Les députés de la commission des finances ont rejeté en nouvelle lecture la partie « dépenses » du budget de l’Etat, samedi 10 janvier, comme ils l’avaient fait la veille vendredi sur la partie « recettes ». Les groupes Rassemblement national (RN), La France insoumise (LFI), Ecologiste et social et Droite républicaine ont voté contre ; les socialistes (PS), Les Démocrates et le groupe Ensemble pour la République (Renaissance) se sont abstenus. Les groupes Libertés, indépendants, outre-mer et territoires, Horizons, Union des droites pour la République (ciottistes) et Gauche démocrate et républicaine (communistes et ultramarins) étaient absents lors du vote, selon des participants à l’Agence France-Presse.
Le texte, examiné en nouvelle lecture après l’échec des discussions en première lecture en décembre, sera débattu dans l’Hémicycle à partir de mardi et théoriquement jusqu’au 23 janvier.
Les débats de la commission, qui n’ont qu’une valeur consultative et ont été marqués depuis jeudi par l’absentéisme des députés, n’ont pas permis d’entrevoir ce que pourraient être les termes d’un pacte de non-censure entre le gouvernement et le PS, dans l’hypothèse où le premier ministre, Sébastien Lecornu, ferait passer le budget par 49.3 ou grâce à une ordonnance « négociée ».
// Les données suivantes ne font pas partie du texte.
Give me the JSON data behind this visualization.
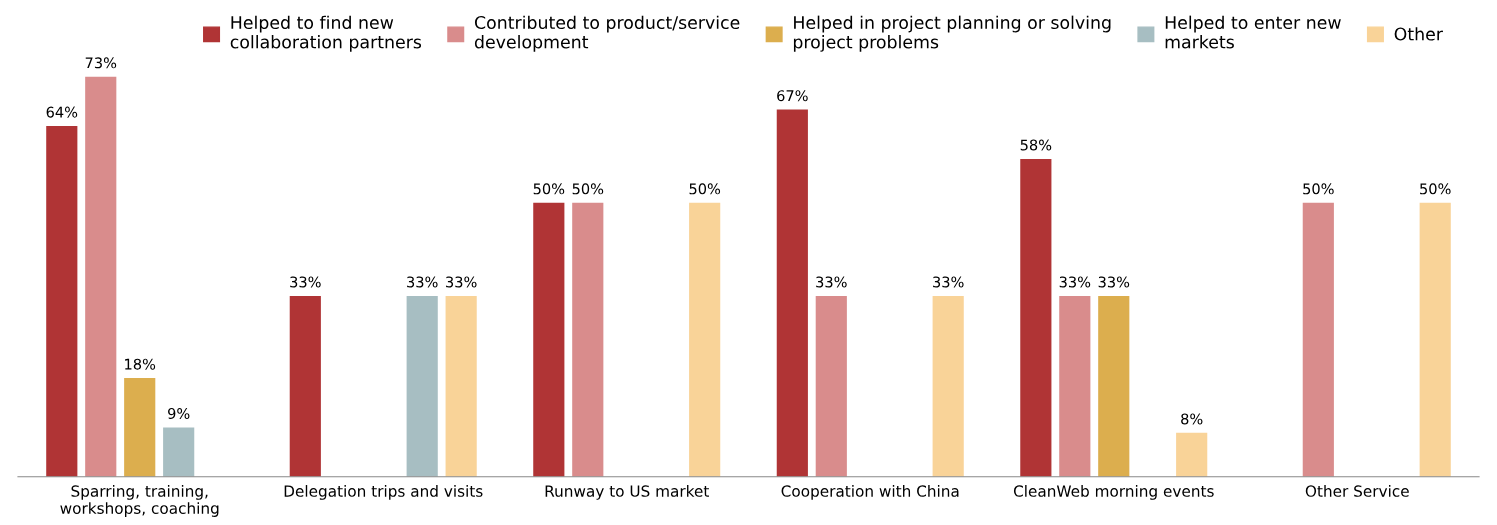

Le rapporteur général du budget, Philippe Juvin (Les Républicains) avait proposé un « rabot général » visant à diminuer les crédits de toutes les « missions » budgétaires à l’exception des fonctions régaliennes, espérant dégager environ 6,2 milliards d’euros d’économies. Mais il n’a pas recueilli de majorité sur l’ensemble de ses propositions, les députés rejetant notamment les rabots sur les missions éducation ou écologie, érigées en priorité par le PS. Ces deux missions ont été rejetées en bloc, comme neuf autres, dont la santé, le sport ou l’action extérieure de l’Etat.
Les députés partaient de la copie adoptée au Sénat en décembre. En reprenant la version du Sénat sur ces missions et en tenant compte de l’ensemble des amendements adoptés sur les autres, les députés ont augmenté les dépenses de 6,8 milliards d’euros, a affirmé M. Juvin. Les députés ont donc encore creusé le déficit par rapport à la copie du Sénat, qui l’avait porté à 5,3 %, et même 5,4 % en tenant compte des recettes rendues impossibles par la non-adoption du budget avant le 31 décembre, a-t-il déploré. Le gouvernement entend toujours doter la France d’un budget avant la fin du mois, qui permette de repasser en dessous de 5 % de déficit et de relever les crédits de la défense.
Par ailleurs, Sébastien Lecornu, pris en tenaille entre la colère des agriculteurs et les menaces de censure à l’Assemblée, écrit dans un courrier aux syndicats agricoles que la promesse de 300 millions d’euros de nouvelles aides aux agriculteurs, annoncée la veille par la ministre de l’agriculture, Annie Genevard, « ne pourra entrer pleinement en vigueur qu’en cas d’adoption du budget pour 2026 par le Parlement ».
Le gouvernement va en outre devoir affronter deux motions de censure déposées par LFI et le RN, en réaction à l’adoption du traité Union européenne-Mercosur, honni par les agriculteurs, et que Paris a échoué à bloquer à Bruxelles.